Katie Holmes, Vanity Fair, Tom Cruise

VANITY FAIR, Flynet Pictures

The Church of Scientology has posted online an eight-page letter its lawyers sent to Vanity Fair editor Graydon Carter on Aug. 16 vehemently denying the allegations contained in its October cover story in which the magazine claimed that church officials had organized secret auditions to find a wife for Tom Cruise in 2004 before he met Katie Holmes.

The missive launched a full-scale attack on the article's writer, special correspondent Maureen Orth, accusing her report of being filled with "shoddy journalism, religious bigotry and potential legal liability." It also asserted Vanity Fair's staff and contributors lacked journalistic integrity by relying on "demonstrably false" insinuations about Scientology leader David Miscavige, particularly the notion that the latter is somehow a "kind of third wheel" in the Top Gun actor's relationships and marriage, while purposely ignoring magazine employees who knew the church leader personally.

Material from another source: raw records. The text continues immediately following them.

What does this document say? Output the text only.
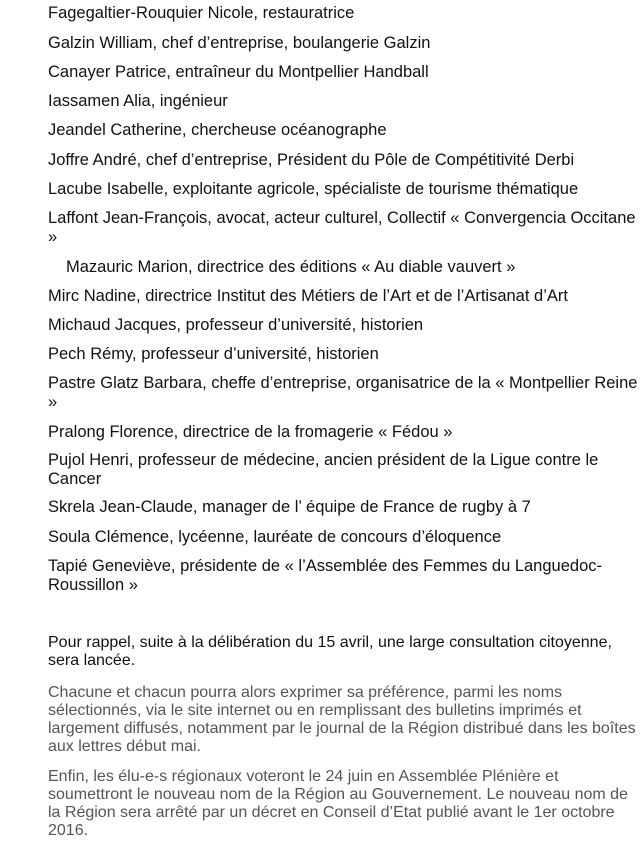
Fagegaltier-Rouquier Nicole, restauratrice
Galzin William, chef d’entreprise, boulangerie Galzin
Canayer Patrice, entraîneur du Montpellier Handball
Iassamen Alia, ingénieur
Jeandel Catherine, chercheuse océanographe
Joffre André, chef d’entreprise, Président du Pôle de Compétitivité Derbi
Lacube Isabelle, exploitante agricole, spécialiste de tourisme thématique
Laffont Jean-François, avocat, acteur culturel, Collectif « Convergencia Occitane »
Mazauric Marion, directrice des éditions « Au diable vauvert »
Mirc Nadine, directrice Institut des Métiers de l’Art et de l’Artisanat d’Art
Michaud Jacques, professeur d’université, historien
Pech Rémy, professeur d’université, historien
Pastre Glatz Barbara, cheffe d’entreprise, organisatrice de la « Montpellier Reine »
Pralong Florence, directrice de la fromagerie « Fédou »
Pujol Henri, professeur de médecine, ancien président de la Ligue contre le Cancer
Skrela Jean-Claude, manager de l’ équipe de France de rugby à 7
Soula Clémence, lycéenne, lauréate de concours d’éloquence
Tapié Geneviève, présidente de « l’Assemblée des Femmes du Languedoc-Roussillon »
Pour rappel, suite à la délibération du 15 avril, une large consultation citoyenne, sera lancée.
Chacune et chacun pourra alors exprimer sa préférence, parmi les noms sélectionnés, via le site internet ou en remplissant des bulletins imprimés et largement diffusés, notamment par le journal de la Région distribué dans les boîtes aux lettres début mai.
Enfin, les élu-e-s régionaux voteront le 24 juin en Assemblée Plénière et soumettront le nouveau nom de la Région au Gouvernement. Le nouveau nom de la Région sera arrêté par un décret en Conseil d’Etat publié avant le 1er octobre 2016.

"If rabid anti-Scientologist/anti-David Miscavige apostates long ago kicked out of the Church are considered 'sources' of information, then certainly a respected and objective Vanity Fair employee with no axe to grind and who has seen Mr. Miscavige at Church convocations and celebrations year after year in the present time is a far better source of information," wrote attorney Jeffrey Riffer.

The letter added that Orth's inquiries into the religious organization, especially its auditing practices, are "blatantly bigoted."

"Ms. Orth shows no sensitivity to Scientology's religious beliefs as she apparently hasn't a clue what those beliefs are," continued the letter, adding that the "very tenor of Ms. Orth's questions concerning such matters, on the order of 'By the way, do you take sugar in your coffee?' evidences her total ignorance and lack of respect for the beliefs of Scientologists."

The legal eagle went on to add that the magazine research relied on a "rogues' gallery of unreliable 'sources'" and amounted to nothing more than "tabloid gossip."

A publicist for the magazine told E! News that the letter by Riffer was written during the time Orth was writing the article, not in response to the story. Vanity Fair previously told CNN, "we absolutely stand by Maureen Orth's story."

Cruise's attorney, Bert Fields, has also blasted Vanity Fair's piece. While Oscar-winning writer-director, Paul Haggis, who renounced the church several years ago in a highly public split and is now considered an "apostate," stuck up for Nazanin Boniadi, the ex-Scientologist who is reported to have gone through the church's audition process before briefly dating Cruise.